Preparation & Dosage
No clinically studied dosage ranges for Ribocare (Riboflavin) in forms like extract, powder, or standardized versions are specified in the research results. Consult a healthcare provider before starting any new supplement.
Synergy & Pairings
Other B-complex vitamins, Magnesium, Iron, Zinc, Coenzyme Q10
Safety & Interactions
Riboflavin is considered very safe; excess intake is rapidly excreted renally, causing harmless bright yellow discoloration of urine (flavinuria) without toxicity, and no established tolerable upper intake level has been set by the Institute of Medicine.

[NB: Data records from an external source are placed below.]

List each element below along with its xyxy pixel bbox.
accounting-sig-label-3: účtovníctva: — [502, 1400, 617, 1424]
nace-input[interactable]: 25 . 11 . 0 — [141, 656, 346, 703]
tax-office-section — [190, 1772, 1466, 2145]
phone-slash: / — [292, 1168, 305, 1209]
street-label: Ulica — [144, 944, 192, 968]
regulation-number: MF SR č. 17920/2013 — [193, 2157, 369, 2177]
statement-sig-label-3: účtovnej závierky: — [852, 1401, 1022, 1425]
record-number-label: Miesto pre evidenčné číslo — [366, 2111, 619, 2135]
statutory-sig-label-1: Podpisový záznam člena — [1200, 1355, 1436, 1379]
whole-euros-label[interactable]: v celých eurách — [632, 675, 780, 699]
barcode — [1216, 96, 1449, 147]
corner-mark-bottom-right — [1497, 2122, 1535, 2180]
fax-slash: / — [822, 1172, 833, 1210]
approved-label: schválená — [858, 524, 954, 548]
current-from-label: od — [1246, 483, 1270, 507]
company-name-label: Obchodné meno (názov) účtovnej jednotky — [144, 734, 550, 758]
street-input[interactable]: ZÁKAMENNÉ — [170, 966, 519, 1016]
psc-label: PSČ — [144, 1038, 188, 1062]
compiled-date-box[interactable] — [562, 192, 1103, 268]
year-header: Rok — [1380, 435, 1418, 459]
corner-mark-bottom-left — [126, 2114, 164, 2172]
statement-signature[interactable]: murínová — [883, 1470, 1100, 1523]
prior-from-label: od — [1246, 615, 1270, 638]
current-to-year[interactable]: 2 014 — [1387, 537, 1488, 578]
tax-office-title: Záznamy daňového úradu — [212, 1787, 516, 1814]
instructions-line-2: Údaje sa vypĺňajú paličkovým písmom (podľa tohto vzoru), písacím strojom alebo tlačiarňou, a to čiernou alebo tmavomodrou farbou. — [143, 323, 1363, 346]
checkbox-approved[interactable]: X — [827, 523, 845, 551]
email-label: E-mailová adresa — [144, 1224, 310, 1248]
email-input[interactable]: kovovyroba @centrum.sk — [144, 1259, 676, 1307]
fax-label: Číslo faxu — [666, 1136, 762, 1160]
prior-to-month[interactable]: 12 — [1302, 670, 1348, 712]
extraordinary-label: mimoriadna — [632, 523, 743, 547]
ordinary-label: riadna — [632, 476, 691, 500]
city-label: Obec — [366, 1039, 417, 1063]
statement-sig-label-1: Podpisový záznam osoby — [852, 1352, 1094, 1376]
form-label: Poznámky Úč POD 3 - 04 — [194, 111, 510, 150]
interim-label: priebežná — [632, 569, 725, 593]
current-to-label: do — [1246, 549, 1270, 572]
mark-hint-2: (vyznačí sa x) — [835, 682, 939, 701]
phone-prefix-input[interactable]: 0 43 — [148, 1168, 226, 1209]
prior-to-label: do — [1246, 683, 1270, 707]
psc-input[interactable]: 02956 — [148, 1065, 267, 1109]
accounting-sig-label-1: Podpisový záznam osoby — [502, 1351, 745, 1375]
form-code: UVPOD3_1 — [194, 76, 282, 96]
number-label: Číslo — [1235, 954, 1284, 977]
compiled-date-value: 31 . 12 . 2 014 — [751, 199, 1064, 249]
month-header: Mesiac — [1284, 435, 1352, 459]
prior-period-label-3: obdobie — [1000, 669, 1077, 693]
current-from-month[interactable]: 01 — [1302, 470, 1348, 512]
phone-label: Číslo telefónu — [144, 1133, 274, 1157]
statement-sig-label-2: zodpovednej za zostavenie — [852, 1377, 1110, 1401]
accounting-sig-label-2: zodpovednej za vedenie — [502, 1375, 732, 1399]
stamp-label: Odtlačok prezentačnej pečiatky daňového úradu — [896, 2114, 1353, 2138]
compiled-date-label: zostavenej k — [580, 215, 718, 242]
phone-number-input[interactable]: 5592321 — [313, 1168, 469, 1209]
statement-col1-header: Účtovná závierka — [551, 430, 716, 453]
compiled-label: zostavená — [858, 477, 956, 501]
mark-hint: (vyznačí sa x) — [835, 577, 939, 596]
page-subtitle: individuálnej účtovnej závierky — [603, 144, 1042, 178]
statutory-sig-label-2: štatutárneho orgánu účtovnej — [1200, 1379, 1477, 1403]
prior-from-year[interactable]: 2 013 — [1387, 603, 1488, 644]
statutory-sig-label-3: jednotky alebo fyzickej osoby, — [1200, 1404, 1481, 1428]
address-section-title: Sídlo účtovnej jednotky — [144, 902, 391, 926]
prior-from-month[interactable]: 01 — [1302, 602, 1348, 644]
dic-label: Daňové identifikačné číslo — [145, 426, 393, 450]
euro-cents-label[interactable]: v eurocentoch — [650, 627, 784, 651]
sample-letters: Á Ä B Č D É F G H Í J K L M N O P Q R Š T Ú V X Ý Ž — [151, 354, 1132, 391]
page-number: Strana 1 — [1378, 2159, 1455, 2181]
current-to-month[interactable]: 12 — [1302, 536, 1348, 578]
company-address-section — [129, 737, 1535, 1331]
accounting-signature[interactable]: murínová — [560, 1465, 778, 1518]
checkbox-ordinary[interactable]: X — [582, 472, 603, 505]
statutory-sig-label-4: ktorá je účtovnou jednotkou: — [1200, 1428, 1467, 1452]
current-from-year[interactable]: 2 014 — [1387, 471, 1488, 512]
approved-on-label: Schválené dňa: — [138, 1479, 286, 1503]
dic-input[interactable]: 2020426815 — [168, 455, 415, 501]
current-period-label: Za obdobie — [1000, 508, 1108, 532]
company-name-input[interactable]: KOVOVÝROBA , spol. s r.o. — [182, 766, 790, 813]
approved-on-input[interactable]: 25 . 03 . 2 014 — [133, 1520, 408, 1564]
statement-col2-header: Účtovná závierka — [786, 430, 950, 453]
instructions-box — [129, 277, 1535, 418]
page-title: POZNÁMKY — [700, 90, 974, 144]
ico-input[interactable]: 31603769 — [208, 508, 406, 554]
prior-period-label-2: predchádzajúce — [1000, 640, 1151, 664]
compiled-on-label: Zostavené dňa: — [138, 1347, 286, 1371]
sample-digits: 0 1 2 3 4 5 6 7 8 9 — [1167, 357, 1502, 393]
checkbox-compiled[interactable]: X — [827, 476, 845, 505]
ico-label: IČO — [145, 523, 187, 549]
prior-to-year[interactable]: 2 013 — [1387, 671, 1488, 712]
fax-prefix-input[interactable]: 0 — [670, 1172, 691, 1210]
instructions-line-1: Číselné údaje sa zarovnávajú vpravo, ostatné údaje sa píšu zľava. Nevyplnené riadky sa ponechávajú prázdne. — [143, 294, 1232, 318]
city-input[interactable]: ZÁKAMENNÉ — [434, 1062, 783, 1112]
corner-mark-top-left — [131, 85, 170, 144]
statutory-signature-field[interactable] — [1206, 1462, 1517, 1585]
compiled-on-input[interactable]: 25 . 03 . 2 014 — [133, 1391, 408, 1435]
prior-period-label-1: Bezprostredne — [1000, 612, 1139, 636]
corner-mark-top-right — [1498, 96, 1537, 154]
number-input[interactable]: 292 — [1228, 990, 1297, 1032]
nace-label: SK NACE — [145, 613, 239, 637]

High-dose riboflavin (400 mg/day) is generally well-tolerated in clinical trials with no serious adverse events reported. It may reduce the efficacy of tetracycline antibiotics by impairing absorption when taken concomitantly, and tricyclic antidepressants such as imipramine can inhibit riboflavin absorption in the gastrointestinal tract. Riboflavin is considered safe during pregnancy and is classified as Category A; the RDA increases to 1.4 mg/day during pregnancy to support fetal development.